THE INESCAPABLE 2012 INVESTMENT CHALLENGE
And Its Deserved Canadian Bias
Debt of unprecedented magnitude – the servicing of which is devouring unsustainable proportions of disposable income, personal wealth and overall economic output.
Debt so debilitating that three members of the 17-country Eurozone – Greece, Ireland and Portugal have already needed to be bailed out (Greece twice), while within the 27-strong European Union note worthies like Spain, Italy, France and even the United Kingdom have needed to be put on life support under painful austerity programs.
Neither should it be much different in a debt and deficit-riddled U.S.A. where “it’s the economy, stupid” is once again the battle cry in a bruising presidential election campaign, that is already well up and running.

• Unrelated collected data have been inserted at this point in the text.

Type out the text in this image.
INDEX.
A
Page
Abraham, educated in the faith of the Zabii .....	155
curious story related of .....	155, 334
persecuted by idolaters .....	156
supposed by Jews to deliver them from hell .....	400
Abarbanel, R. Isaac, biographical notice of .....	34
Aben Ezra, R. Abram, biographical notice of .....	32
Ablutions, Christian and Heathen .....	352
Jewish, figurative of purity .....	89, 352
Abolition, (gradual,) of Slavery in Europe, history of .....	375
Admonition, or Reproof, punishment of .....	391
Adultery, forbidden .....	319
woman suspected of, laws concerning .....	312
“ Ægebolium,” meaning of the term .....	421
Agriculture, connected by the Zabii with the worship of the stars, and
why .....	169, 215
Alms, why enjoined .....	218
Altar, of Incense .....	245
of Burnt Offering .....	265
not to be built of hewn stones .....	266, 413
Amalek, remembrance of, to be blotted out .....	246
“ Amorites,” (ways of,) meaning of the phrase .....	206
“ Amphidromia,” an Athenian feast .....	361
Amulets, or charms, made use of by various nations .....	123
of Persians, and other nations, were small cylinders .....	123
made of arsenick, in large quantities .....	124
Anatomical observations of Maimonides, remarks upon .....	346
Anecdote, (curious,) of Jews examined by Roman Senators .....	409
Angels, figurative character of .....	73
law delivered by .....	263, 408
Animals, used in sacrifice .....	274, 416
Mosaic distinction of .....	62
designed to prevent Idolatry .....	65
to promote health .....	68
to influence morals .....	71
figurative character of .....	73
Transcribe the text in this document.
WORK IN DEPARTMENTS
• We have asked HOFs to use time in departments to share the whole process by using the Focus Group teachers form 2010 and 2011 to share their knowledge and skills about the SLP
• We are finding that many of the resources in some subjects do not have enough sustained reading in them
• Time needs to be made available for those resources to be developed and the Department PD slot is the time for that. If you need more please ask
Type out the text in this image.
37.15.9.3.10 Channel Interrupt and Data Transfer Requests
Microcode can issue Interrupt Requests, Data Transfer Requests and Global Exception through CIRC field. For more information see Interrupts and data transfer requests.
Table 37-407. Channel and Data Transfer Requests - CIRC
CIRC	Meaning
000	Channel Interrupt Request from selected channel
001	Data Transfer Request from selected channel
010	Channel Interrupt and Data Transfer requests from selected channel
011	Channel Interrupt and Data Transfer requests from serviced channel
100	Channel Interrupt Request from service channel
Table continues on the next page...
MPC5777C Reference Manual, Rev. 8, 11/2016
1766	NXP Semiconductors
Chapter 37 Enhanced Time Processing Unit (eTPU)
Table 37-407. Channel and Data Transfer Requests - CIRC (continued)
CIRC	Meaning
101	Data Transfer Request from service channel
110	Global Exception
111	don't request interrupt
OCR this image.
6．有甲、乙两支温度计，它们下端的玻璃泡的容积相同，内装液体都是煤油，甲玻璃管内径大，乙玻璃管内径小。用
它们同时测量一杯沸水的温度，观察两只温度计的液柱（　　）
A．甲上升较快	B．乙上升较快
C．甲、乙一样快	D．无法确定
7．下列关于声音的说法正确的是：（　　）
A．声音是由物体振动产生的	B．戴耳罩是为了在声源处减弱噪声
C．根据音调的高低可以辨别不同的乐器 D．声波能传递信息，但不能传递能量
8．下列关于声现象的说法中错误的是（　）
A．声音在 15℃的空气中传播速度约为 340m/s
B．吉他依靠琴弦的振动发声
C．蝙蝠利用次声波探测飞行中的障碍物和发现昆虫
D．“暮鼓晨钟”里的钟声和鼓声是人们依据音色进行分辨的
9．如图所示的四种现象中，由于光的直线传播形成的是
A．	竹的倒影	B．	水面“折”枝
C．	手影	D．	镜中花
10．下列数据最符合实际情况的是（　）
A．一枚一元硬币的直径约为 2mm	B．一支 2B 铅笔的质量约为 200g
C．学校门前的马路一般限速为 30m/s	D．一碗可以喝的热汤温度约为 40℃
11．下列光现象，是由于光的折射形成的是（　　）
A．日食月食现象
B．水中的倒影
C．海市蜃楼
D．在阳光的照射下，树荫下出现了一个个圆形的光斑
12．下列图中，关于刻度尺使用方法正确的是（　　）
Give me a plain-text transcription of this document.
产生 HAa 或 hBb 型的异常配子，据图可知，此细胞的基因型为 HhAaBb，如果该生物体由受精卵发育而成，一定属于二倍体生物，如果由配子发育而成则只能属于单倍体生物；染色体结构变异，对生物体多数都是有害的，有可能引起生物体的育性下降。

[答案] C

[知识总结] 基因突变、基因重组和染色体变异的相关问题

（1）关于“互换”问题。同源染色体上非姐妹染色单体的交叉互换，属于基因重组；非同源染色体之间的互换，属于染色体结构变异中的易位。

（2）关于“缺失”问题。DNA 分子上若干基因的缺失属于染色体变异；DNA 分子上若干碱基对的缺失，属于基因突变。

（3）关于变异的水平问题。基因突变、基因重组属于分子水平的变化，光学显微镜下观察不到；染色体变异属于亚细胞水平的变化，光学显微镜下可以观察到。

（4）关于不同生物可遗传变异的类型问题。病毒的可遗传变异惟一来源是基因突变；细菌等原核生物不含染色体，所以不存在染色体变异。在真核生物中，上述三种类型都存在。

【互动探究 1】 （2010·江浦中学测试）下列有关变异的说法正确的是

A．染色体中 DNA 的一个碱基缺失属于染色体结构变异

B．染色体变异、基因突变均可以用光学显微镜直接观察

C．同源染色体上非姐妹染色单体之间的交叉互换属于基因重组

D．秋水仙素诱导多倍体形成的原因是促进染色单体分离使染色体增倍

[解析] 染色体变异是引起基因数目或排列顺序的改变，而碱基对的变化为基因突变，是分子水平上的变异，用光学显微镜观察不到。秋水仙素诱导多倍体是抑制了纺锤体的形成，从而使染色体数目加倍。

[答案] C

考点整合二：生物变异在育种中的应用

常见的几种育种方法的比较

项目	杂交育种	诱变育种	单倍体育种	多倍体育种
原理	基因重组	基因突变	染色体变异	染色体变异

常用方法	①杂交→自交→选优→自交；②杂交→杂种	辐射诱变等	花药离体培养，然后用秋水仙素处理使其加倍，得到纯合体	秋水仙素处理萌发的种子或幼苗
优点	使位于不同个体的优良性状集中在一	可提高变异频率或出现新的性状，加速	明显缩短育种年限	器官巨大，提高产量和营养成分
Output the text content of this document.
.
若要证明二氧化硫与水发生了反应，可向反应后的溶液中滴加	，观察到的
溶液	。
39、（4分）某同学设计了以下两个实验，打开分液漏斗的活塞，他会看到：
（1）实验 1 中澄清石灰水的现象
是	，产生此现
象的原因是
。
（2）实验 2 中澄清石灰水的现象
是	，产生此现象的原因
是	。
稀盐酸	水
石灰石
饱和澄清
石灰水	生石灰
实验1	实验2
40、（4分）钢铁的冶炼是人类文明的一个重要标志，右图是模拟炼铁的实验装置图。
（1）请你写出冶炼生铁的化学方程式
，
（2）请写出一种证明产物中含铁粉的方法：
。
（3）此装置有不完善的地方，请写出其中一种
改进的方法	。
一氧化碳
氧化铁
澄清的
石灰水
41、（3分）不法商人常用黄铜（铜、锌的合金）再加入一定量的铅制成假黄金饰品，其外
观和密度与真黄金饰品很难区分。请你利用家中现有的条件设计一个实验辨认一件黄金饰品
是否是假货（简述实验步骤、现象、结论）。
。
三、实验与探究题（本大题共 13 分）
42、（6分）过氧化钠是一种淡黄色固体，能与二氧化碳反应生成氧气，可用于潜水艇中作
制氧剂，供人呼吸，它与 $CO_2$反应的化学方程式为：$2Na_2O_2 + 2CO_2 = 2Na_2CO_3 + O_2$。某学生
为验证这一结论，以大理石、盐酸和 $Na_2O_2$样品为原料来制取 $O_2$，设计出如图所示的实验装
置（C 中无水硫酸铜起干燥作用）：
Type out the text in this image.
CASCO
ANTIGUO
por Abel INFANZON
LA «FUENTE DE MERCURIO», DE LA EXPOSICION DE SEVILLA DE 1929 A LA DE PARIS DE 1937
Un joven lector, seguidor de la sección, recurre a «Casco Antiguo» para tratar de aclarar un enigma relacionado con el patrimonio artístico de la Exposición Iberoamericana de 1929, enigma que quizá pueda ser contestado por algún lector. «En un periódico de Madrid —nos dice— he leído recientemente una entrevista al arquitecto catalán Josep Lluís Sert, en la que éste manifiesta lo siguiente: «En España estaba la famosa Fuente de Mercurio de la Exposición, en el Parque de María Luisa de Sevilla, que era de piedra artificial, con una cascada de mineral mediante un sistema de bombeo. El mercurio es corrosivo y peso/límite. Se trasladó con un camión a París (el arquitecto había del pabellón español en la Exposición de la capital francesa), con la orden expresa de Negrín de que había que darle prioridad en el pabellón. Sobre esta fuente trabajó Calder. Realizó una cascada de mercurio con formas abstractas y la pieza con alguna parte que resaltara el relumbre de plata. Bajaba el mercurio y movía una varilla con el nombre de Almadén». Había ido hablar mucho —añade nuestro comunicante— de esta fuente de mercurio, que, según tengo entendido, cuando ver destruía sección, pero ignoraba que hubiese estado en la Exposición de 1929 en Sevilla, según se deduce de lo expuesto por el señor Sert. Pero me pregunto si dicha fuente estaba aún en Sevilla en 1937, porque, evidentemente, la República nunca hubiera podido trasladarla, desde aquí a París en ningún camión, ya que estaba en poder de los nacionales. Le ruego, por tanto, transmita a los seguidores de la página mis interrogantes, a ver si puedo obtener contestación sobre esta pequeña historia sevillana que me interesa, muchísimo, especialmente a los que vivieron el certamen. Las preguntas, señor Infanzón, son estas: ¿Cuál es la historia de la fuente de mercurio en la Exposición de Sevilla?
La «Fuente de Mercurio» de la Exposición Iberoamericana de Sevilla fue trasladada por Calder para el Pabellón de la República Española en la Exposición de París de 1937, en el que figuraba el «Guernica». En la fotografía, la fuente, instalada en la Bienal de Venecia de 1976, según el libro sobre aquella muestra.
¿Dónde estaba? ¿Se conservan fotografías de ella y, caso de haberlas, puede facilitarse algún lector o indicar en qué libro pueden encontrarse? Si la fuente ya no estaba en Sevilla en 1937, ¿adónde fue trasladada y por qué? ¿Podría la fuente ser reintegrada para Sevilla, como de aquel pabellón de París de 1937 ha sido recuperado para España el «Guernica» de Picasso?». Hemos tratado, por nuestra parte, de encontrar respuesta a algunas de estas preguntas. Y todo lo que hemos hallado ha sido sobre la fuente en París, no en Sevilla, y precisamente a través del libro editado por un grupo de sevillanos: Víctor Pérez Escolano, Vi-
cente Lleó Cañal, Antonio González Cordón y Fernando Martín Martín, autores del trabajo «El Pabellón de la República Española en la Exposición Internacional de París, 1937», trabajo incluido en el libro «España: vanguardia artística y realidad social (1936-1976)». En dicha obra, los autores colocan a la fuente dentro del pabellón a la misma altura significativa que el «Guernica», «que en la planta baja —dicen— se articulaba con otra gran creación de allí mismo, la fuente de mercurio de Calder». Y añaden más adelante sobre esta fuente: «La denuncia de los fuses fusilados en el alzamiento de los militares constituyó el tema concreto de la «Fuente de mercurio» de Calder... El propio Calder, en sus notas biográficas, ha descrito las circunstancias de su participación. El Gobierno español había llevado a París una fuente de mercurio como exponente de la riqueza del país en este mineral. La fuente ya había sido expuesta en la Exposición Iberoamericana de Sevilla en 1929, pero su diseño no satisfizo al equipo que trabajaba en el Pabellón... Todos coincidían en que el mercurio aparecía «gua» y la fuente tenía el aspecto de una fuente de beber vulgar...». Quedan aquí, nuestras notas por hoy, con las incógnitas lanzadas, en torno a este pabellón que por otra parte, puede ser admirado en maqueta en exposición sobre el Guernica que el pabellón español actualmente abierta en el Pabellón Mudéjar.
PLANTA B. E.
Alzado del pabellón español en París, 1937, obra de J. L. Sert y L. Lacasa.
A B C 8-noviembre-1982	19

If there is some accompanying good in all of this it is that the developed world has at last awoken to a serious debt habit, the longer it lasts the harder it is going to be to shake.
A legacy of debt like no other is also why 2012 increasingly emerges as a pivotal year in which there is already no choice but to be “inescapably” invested.
Today’s artificially-low central bank-managed interest rates and a quiescent (for now) but ever-present risk of returning inflation are two imperative reasons for switching the focus to equities rather than bonds.
Inevitably, the markets as opposed to the central bankers will begin calling the shots as to where interest rates should truly settle. It’s already happening in Portugal, Spain, Italy and other EU countries and could well come sooner than currently thought in the U.S.
Remember, as well, that history shows few if any nations ever paying off their debts instead succumbing time and again to the temptation of inflating them away. It would be amazing if it were any different this time round as debt looms longer and more ominously than ever. Far better, then, to own rather than to loan and to look to equities and appropriate equity products to make good income shortfalls and to concomitantly build inflation protection into portfolios.
Another powerful – perhaps overwhelming – plus in favour of equities lies in the incredible power of market-driven capitalism which rewards the successful, and punishes the headless and the unsuccessful. This same power is an integral part of the globalization that is arriving in all its controversial, disruptive and historic glory, to quote Sam Palmisano, the esteemed former chief executive of IBM. Nowhere are these qualities more apparent than in the emergence of the Asian and BRIC (of Brazil, Russia, India and China) economies as the new drivers of a still-vibrant and dynamically-changing world economy.
Whether for their superior (to fixed-income) yields, inflation protection and the stakes they provide in TODAY’S THRILLING global economy, equities and equity products must now be the way for all investors to go. It’s also the way they should want to go for in these ever-growing equity markets could also lie extraordinary investment opportunity to more than provide for the independent financial futures our fiscally-strapped governments can no longer be counted on to help provide us with to anything like the extent we or they once hoped. Instead, we must be on board as investors.
In a dynamically changing world arena there can be few countries better-positioned or more attractive than today’s “energized”, fiscally-sound and highly invest-able Canada. Long gone is the spoilt, deficit-ridden, debt-bloated Canada of the 1990’s: in its place a leading edge economy that can rank and compete with the world’s best, and provide the developing Asian market like few others.
While Canada’s recovery future is not locked down in what is also an increasingly interconnected world, the economic agenda of the majority Conservative government is achievable, credible and investment-friendly – not only in the natural resources for which we have long been famous, but now also a whole lot more besides!
I cannot over-emphasize Canada’s emerging superpower status across the entire energy spectrum to – hydro carbons and other. In addition, modern-day Canada offers the widest array of world class non-resource leaders in banking and financial services, our consumer and manufacturing sectors, communications, electronics, et al.
Furthermore, I’m convinced that the remarkable trend changes in Canada favour vis-à-vis the next-door U.S. over the opening decade of the 21st century are here to stay. America may be cheaper shorter-term, and right now could be the cheapest and best-performing market in the world in stock market terms, as it was in 2011. But when you get your hands on trend changes like those currently gaining momentum, that modern-day Canadian “train” is still just leaving the station.
As I look forward to keeping MGIS clients and subscribers posted, I confidently continue recommending today’s Canada for growth and safe passage in an enthralling world in which one must own rather than loan in which Canada stands out for its exceptional investment perhaps as never before!